A rash of data protection regulations – including the California Consumer Privacy Act (CCPA), whose enforcement was set to begin July 1 – is throwing a harsh spotlight on financial institutions’ need to increase their data privacy and security preparedness.
Financial services was already one of the most highly regulated industries, bound by an array of laws and rules such as Sarbanes-Oxley (SOX), the Graham-Leach-Billey Act (GLBA), Payment Card Industry Data Security Standard (PCI-DSS), and the European Union’s General Data Protection Act (GDPR). With CCPA and similar initiatives in Wisconsin, Nevada, and other states, the litany of data transparency and accountability mandates keeps growing.
For the same reason that banks face heavy regulatory responsibility – the enormous amounts of sensitive data they collect, process, and store — they are one of the highest-value targets for cybercriminals. Safeguarding data becomes all the more burdensome as financial services firms increasingly shift to digital channels, expanding the attack surface for hackers trying to gain unauthorized access to information.
In an effort to protect confidential data, nearly every financial institution has applied traditional IT security solutions such as perimeter security, data loss prevention, intrusion prevention/detection, and endpoint protection. However, the combination of today’s more complex financial services IT environment and the rising tide of data protection and privacy regulation demands that banks do a much better job protecting all paths to data.
How? Here’s a five-pronged approach that can help financial services firms ensure that their data protection and privacy is in order and avoid the financial losses, erosion of customer trust, reputational damage, legal fees, and fines that come with breaches or violations.
Know where sensitive data resides
It seems obvious: You can’t protect data if you don’t know where it lives. Yet as data volumes have exploded, banks haven’t kept up with tracking all the locations where data is and goes.
As financial institutions embrace cloud architectures, Big Data platforms, Software as a Service, and other technologies underpinning their digital efforts, sensitive data now often resides outside the secure perimeter in many different relational and non-relational databases, instances, and versions. As digital initiatives sprout across organizations, databases are constantly created and set aside – say a marketing database for a one-month promotional program. The first step in protecting sensitive data must be a rigid effort to discover all the data a bank has, wherever it is.

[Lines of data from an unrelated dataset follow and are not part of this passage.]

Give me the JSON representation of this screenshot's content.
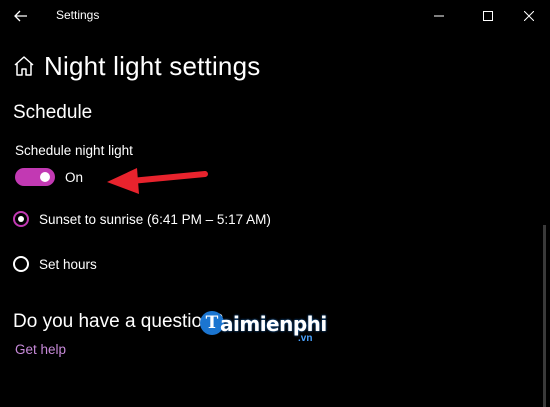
{
  "window": {
    "app_title": "Settings",
    "icons": {
      "back": "arrow-left-icon",
      "minimize": "minimize-icon",
      "maximize": "maximize-icon",
      "close": "close-icon"
    }
  },
  "header": {
    "title": "Night light settings",
    "icon": "home-icon"
  },
  "schedule": {
    "section_title": "Schedule",
    "toggle_label": "Schedule night light",
    "toggle_state": "On",
    "toggle_on": true,
    "accent_color": "#c239b3",
    "options": [
      {
        "label": "Sunset to sunrise (6:41 PM – 5:17 AM)",
        "checked": true
      },
      {
        "label": "Set hours",
        "checked": false
      }
    ]
  },
  "help": {
    "question": "Do you have a question?",
    "link": "Get help",
    "link_color": "#c78ad9"
  },
  "watermark": {
    "logo_letter": "T",
    "brand": "aimienphi",
    "tld": ".vn"
  },
  "annotation": {
    "arrow_color": "#e8232d"
  }
}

Know who is accessing data
It’s surprising and, frankly, ridiculous that such a highly regulated business as banks still often fall short in knowing who accesses their data. As data volumes explode – and cybersecurity and regulatory requirements force more stringent accounting of who is accessing what data when – it is critical that financial services firms proactively monitor all users so they can identify proper and improper access behavior.
Broaden the scope across the entire range of data stores
Banks often have focused their data privacy controls on direct database users (like the administrators who run them), but this reflects an antiquated, on-premises-based notion of where data travels. For example, mobile and online banking applications routinely account for an overwhelming majority of data traffic (and vulnerabilities). Last year, half of all data breaches happened through APIs. Banks must stop cherry-picking the users they monitor and cover the entire landscape.
Mask data in non-production environments
As much as 60 percent of an enterprise’s databases are test and development for new applications. Yet most use copies of actual production data. Sometimes the data is encrypted or otherwise obfuscated; most of the time it isn’t, leaving this data ripe for the picking by cybercriminals.
Data masking should be standard procedure for banks. Rather than using sensitive data for test and development teams, organizations should employ data masking, which replaces sensitive data with fictional but realistic data without impeding the software delivery cycle.
Invest in automation
All the work that needs to go into protecting data and complying with regulations is too big to be done manually. Automation technologies like machine learning and analytics are necessary. For example, automated discovery and classification is the only sensible way to effectively discover and classify new or modified database instances containing sensitive data. Automated analysis of hundreds of millions or more of database access records is the only sensible way to accurately and rapidly identify unusual and often bad user or application behavior.
In the same way that banks have turned to automation technologies for fraud detection, credit scoring, and other applications, they should be relying on them for data compliance and security.
Too many financial institutions have gaps in their ability to answer the basic questions of data security and privacy: Where is my data? Who accesses it? When? How? Why? Even something as benign and simple as the game of Clue recognizes how critical incident details are — Colonel Mustard (who), with the candlestick (what), in the library (where). In an era of increased threats and regulation, why should cybersecurity be any different?